Once Perdiccas and his army reached Pelusium, they attempted to cross the Nile but couldn’t because Ptolemy had sent forces there. Instead, they went down the eastern branch of the Nile until they reached Memphis. However, here, the Nile is deeper and the currents are stronger, which posed a difficulty for crossing. His goal was to reach an island on the river, but the current was too fast flowing for his army so he placed his elephants up the river, and his horses down the river, in order to reduce the speed of the current, and the horses caught any men who lost their footing as they crossed. It worked, and a few thousand reached the island! However, disaster wasn’t far away. All of the men’s moving feet and elephants hooves shifted the soil under the water, making the river deeper and the current faster: the river was no longer crossable.
To make matters worse, Perdiccas saw a cloud of dust approaching and mistook it for Ptolemy’s army, and ordered his men to return from the island.

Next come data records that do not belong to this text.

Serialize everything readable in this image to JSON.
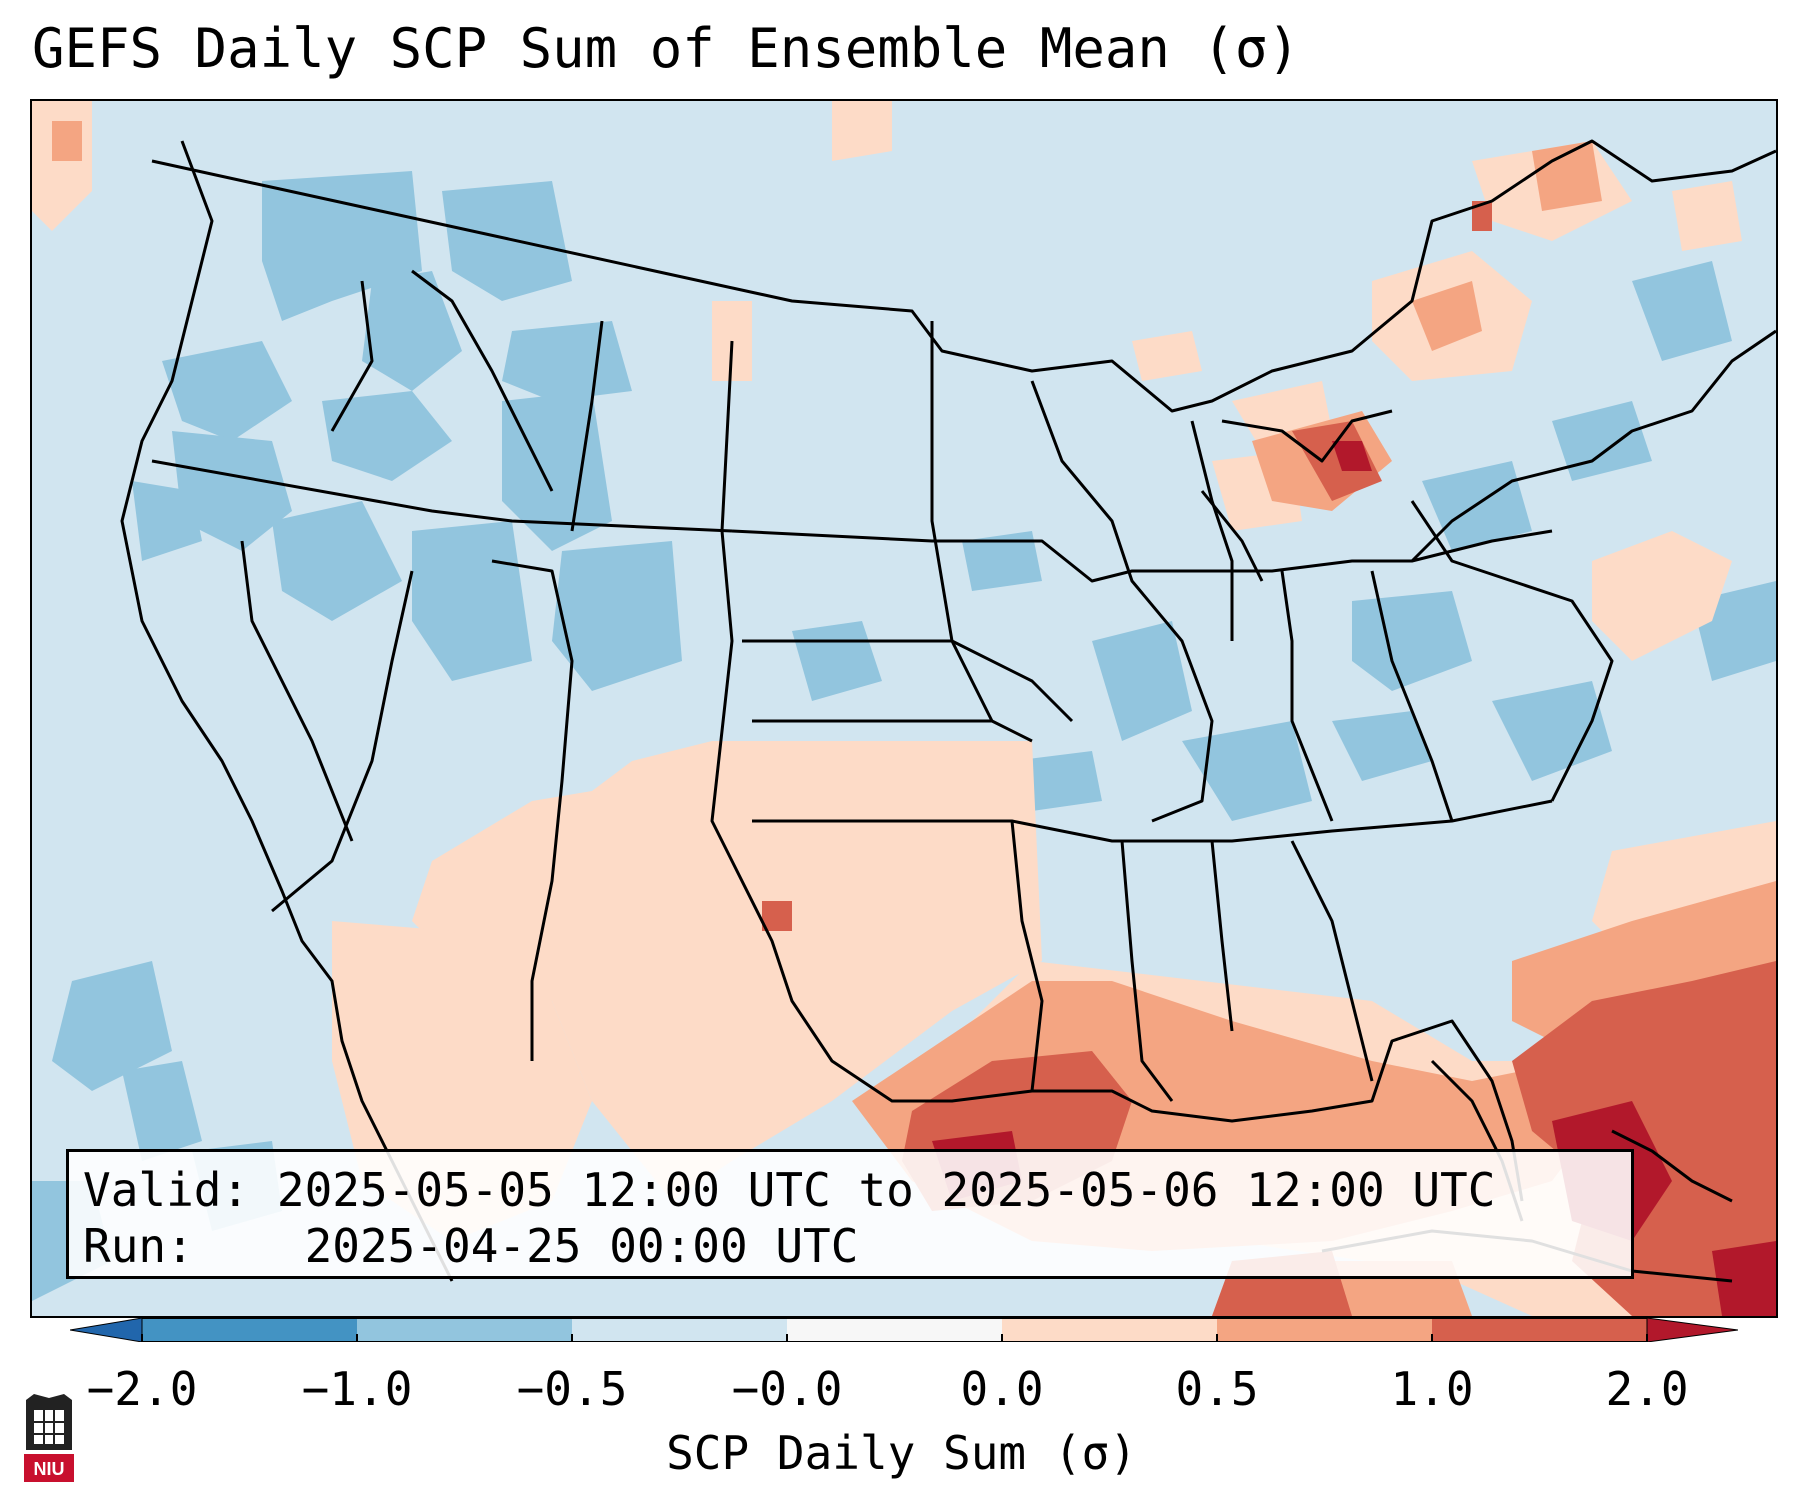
{
  "title": "GEFS Daily SCP Sum of Ensemble Mean (σ)",
  "info_box": {
    "valid_label": "Valid:",
    "valid_value": "2025-05-05 12:00 UTC to 2025-05-06 12:00 UTC",
    "run_label": "Run:",
    "run_value": "2025-04-25 00:00 UTC"
  },
  "colorbar": {
    "label": "SCP Daily Sum (σ)",
    "ticks": [
      "−2.0",
      "−1.0",
      "−0.5",
      "−0.0",
      "0.0",
      "0.5",
      "1.0",
      "2.0"
    ],
    "bins": [
      {
        "range": "< -2.0",
        "color": "#2166ac"
      },
      {
        "range": "-2.0 to -1.0",
        "color": "#4393c3"
      },
      {
        "range": "-1.0 to -0.5",
        "color": "#92c5de"
      },
      {
        "range": "-0.5 to -0.0",
        "color": "#d1e5f0"
      },
      {
        "range": "-0.0 to 0.0",
        "color": "#f7f7f7"
      },
      {
        "range": "0.0 to 0.5",
        "color": "#fddbc7"
      },
      {
        "range": "0.5 to 1.0",
        "color": "#f4a582"
      },
      {
        "range": "1.0 to 2.0",
        "color": "#d6604d"
      },
      {
        "range": "> 2.0",
        "color": "#b2182b"
      }
    ]
  },
  "logo_text": "NIU"
}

Upon doing so, most either drowned or were eaten alive by crocodiles. Drowning or getting mauled to death by a crocodile is pretty bad, but matters worsened as a general is supposed to oversee the burial of his army, and it was now impossible to carry out the necessary burial rites that would allow the deceased to get into the afterlife. In anger, his remaining soldiers shifted their loyalties and abandoned him. So, Alexander’s body remained in Egypt, Ptolemy gained power and showed loyalty to Arrhidaeus after Perdiccas’ assassination, making temples for him in Egypt at Luxor that you can still see today.
Hughes concluded his very informative lecture by recounting one of his own trips to Saaqara, near Memphis, to see the Philosopher’s Circle, a place he thinks is likely to be the site of Alexander the Great’s tomb! The reason he thinks this is because there in the Egyptian sanctuary are Greek-looking statues of prominent Greek figures which Alexander himself admired, like Pinder, whose house is the only one he didn’t burn down when sacking Thebes in 335 BCE. More evidence to suggest that Alexander could be buried here is that in an excavation, statues of hellenistic lions and peacocks were found, animals which were rarely found in Egypt, but Alexander was a fan of them both.
Many thanks to Tristan for his fascinating lecture about an interesting yet often overlooked period of the Empire, and for taking us on a journey through the chaotic times following Alexander’s death, and briefly on a current search for his tomb!